Observou-se a partir de então a conseqüente mudança do perfil das ONGs: de centros de educação popular passaram a ser entidades de assessoria aos movimentos sociais, na medida da limitação de suas atuações. Fortaleciam a luta dos movimentos ao produzir conhecimento sobre suas atividades e a partir delas, além de incentivar a formulação de políticas públicas para os mais diferentes setores sociais.
Além disso, a condição de autonomia conquistada e atribuída às ONGs também as credenciou para o diálogo com outros atores sociais, a saber: o Estado e o Mercado. Desprovidas de uma origem partidária, ou mesmo ideológica pelas quais se referenciam; ressaltando princípios de conceituação elástica (democracia ou cidadania, por exemplo); sustentadas pela contribuição financeira às pesquisas e projetos que desenvolvem, as ONGs tornam-se interlocutores ideais de governos e empresas na medida em que não mais representam ameaças a estes, ao contrário dos movimentos sociais.

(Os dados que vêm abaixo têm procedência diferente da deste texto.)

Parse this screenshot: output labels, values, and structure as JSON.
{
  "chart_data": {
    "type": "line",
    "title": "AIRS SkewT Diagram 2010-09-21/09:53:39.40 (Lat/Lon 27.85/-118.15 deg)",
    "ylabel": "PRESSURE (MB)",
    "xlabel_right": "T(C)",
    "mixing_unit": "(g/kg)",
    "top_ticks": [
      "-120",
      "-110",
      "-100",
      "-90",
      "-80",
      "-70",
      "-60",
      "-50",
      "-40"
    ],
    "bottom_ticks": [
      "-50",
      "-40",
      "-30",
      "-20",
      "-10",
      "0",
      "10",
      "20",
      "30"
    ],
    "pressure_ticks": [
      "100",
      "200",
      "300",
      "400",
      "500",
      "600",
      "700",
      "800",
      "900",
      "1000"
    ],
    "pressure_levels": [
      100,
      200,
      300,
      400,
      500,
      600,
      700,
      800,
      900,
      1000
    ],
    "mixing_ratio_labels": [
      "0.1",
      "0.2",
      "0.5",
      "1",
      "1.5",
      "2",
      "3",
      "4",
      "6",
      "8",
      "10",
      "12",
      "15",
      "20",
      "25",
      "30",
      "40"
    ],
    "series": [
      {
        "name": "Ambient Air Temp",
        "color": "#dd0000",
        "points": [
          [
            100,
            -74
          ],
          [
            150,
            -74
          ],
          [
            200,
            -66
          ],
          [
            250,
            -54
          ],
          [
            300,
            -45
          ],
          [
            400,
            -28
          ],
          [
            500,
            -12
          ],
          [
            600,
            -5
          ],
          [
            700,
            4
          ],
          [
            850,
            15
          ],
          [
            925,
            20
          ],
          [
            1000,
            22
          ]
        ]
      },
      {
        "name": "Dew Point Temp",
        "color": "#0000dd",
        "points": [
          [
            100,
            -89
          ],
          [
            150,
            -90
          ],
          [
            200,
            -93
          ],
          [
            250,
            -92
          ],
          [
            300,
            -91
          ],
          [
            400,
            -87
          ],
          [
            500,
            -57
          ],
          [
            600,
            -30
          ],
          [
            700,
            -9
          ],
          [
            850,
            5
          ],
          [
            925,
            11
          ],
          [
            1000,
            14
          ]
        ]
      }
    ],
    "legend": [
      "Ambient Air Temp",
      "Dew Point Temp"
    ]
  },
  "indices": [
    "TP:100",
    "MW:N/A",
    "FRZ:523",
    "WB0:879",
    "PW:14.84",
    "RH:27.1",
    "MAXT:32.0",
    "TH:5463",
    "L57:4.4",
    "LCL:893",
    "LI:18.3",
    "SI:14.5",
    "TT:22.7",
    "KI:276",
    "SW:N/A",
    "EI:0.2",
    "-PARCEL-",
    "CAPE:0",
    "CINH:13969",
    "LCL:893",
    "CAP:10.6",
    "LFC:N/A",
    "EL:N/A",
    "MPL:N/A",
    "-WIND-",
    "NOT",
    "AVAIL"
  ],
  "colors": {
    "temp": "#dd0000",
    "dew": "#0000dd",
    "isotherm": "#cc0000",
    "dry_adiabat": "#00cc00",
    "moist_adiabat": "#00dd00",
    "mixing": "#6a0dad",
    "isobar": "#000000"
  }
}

Na maioria das vezes, a comunidade tem condições de se mobilizar por conta própria se o esforço for direcionado para esse fim. Além disso, a prática clientelista não soluciona de fato os problemas do cliente: devolve à clientela recursos que por outra via lhe foram extraídos e utiliza estes fluxos de recursos como meio de dominação ideológica. O projeto se torna um meio para se conseguir recursos externos, não um esforço planejado de um grupo de pessoas para alcançar um objetivo e modificar determinada situação, além disso, a necessidade de escrever projetos e administrar recursos marginaliza o pobre que não sabe escrever, nem possui conhecimentos próprios para administrar - gerando dependência e perda de dinamismo.

Fazendo o que o governo não faz, deixam de ser apenas interlocutoras do social para se tornarem seus representantes junto à opinião pública, encarnando a ação cidadã que dá conta das questões sociais. Por sua vez, o governo também passa a promover seu programa social de braços dados com as ONGs, chamando-as à responsabilidade e à cumplicidade com seu programa de ação.

Portanto, conceber um terceiro setor nesses moldes contribui para esvaziar a ação política dos movimentos sociais em nome da valorização da ação cidadã. Cidadania nesses termos implica em fortalecer o Estado que está sendo gerido e construído dentro desses princípios. Essa estratégia já se mostrou equivocada do ponto de vista de uma ação radical da sociedade civil logo no início do braço governamental da Campanha da Ação da Cidadania - o CONSEA que, além de não ter emplacado em termos de políticas alternativas em segurança alimentar, teve um papel limitado dentro do Governo Itamar e foi extingüido sem maiores explicações já no início do Governo Fernando Henrique Cardoso.